All the rumors are collected for Weibo community management center. Users can report potentially untrue information to the platform, and it will check the authenticity of the information manually. Basically, we assume that the platform provides trusted ground truth. The same way of data collection can also be seen in Ma et al. (2016):

Jing Ma, Wei Gao, Prasenjit Mitra, Sejeong Kwon, Bernard J Jansen, Kam-Fai Wong, and Meeyoung Cha. Detecting rumors from microblogs with recurrent neural networks. In Proceedings of IJCAI 2016.

All the non-rumors are collected from Weibo's hotspots. Most of them are released from authentic sources and are seen by a large number of users. Therefore, it is less possible that those information is not true.

We collected all the available rumors on the platform from 2020.01.22 to 2021.04.22. Non-rumors are collected at the same period.

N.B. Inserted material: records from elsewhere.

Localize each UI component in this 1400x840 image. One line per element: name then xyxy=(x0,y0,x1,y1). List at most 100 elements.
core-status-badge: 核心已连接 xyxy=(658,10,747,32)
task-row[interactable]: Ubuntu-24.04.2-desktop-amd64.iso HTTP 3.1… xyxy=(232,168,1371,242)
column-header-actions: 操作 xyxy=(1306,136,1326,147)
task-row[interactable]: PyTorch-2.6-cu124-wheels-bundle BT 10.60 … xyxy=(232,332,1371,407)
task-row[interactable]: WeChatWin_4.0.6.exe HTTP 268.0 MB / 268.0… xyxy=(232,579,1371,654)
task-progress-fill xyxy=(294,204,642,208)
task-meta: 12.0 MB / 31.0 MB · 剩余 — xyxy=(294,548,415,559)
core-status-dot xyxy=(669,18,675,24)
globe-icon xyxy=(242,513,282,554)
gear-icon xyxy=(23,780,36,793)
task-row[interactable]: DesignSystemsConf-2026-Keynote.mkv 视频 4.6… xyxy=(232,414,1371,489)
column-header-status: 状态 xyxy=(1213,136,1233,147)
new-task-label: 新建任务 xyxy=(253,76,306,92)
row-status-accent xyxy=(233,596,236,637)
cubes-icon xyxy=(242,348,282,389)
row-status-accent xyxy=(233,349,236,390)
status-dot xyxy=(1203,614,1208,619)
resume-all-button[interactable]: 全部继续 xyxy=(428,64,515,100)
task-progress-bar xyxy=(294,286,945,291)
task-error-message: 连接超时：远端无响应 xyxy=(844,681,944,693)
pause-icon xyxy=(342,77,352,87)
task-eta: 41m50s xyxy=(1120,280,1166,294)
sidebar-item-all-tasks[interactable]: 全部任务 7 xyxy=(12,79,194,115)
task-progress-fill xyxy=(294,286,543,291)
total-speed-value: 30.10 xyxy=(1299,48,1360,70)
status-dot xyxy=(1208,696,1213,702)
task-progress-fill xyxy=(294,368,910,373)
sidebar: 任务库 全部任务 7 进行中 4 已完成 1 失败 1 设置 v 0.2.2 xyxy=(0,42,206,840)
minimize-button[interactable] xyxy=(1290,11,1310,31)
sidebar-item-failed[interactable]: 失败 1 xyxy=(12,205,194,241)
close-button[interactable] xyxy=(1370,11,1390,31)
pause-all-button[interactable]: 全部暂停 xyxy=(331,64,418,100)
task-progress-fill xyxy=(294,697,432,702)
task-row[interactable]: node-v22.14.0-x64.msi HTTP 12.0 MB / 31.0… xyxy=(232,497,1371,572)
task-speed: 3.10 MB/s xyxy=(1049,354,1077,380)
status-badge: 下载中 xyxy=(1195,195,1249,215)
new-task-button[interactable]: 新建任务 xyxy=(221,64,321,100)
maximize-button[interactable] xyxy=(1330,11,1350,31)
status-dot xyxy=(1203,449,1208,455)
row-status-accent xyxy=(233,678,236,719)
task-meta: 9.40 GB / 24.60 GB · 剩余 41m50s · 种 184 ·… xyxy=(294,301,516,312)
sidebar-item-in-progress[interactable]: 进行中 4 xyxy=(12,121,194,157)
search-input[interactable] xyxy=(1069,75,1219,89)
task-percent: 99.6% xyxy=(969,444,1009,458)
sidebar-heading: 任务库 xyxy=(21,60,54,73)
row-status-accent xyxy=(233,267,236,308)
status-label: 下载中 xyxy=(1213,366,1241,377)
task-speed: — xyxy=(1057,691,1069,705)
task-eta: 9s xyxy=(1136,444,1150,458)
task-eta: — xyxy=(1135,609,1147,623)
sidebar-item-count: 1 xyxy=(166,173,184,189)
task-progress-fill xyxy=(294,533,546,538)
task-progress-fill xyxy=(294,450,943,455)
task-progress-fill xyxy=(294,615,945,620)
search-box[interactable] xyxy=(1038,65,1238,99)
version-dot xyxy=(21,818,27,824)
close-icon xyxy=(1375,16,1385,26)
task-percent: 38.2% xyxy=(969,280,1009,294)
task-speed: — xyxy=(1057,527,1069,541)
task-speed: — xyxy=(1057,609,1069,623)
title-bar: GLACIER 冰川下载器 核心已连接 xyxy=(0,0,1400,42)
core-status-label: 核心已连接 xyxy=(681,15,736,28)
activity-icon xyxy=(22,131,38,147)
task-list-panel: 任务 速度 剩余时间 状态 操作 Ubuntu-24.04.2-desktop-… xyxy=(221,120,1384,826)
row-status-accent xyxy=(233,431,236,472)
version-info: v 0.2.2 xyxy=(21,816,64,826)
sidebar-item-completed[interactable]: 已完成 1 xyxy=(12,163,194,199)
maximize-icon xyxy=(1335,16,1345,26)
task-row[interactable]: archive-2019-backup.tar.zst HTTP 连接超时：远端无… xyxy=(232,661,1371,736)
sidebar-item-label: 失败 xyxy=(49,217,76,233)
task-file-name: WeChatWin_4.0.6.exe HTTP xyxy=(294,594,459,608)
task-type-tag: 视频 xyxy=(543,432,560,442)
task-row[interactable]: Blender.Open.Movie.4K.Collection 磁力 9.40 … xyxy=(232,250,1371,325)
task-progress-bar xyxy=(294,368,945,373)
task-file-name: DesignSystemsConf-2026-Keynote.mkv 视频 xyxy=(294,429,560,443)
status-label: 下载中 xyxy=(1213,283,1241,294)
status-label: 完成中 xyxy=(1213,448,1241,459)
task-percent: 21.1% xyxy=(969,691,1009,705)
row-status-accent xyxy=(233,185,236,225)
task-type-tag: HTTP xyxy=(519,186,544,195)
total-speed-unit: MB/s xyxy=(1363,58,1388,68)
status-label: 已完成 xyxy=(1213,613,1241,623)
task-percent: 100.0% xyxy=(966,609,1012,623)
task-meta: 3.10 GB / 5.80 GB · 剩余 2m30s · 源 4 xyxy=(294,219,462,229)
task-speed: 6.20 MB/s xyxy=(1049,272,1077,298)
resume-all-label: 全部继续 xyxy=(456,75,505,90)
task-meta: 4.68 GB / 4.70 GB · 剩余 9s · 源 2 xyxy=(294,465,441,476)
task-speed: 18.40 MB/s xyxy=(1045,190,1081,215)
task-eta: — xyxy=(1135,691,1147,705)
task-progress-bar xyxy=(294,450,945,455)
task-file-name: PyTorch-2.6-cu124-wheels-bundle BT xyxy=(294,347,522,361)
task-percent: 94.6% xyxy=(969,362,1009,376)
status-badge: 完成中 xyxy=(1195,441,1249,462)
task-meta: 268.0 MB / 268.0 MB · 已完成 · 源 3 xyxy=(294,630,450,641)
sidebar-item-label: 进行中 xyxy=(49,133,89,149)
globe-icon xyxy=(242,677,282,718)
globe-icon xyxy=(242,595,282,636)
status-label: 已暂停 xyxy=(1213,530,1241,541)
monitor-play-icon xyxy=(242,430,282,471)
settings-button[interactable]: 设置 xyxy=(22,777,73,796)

Rumor detection can be classified as event-level detection and twitter/microblog-level detection. In our rumor data, there are some microblogs depicting only one event. Therefore, we went through all the rumors and grouped them by event. We assumed that the earliest microblog are the source of the rumor.

Here are some basic information about the dataset:

Users # Posts # Events # Rumors # Non-Rumors # Avg. # of posts / event
34,035 42,697 285 138 147 150
Usage:

root.json: A json file containing a list of root microblogs (i.e. the earliest microblog of an event).

same_event.txt: A json file containing a list of lists. Each element of the list includes all the ids (event-id) of the same event.

rumor&non-rumor: two dirs containing rumors and non-rumors, respectively. every sub-dirs are named after the id of the microblog.

In each dirs, there are possibly the following files:

detail.json: A json file containing the original posts.

comments.json: A json file containing a list of all the comments.

reposts.json: A json file containing a list of all the reposts.

comm_edges.json: A json file containing a list of all edges of the comments. A edge is a list of two elements, namely [src_id, dest_id].

repo_edges.json: A json file containing a list of all edges of the reposts.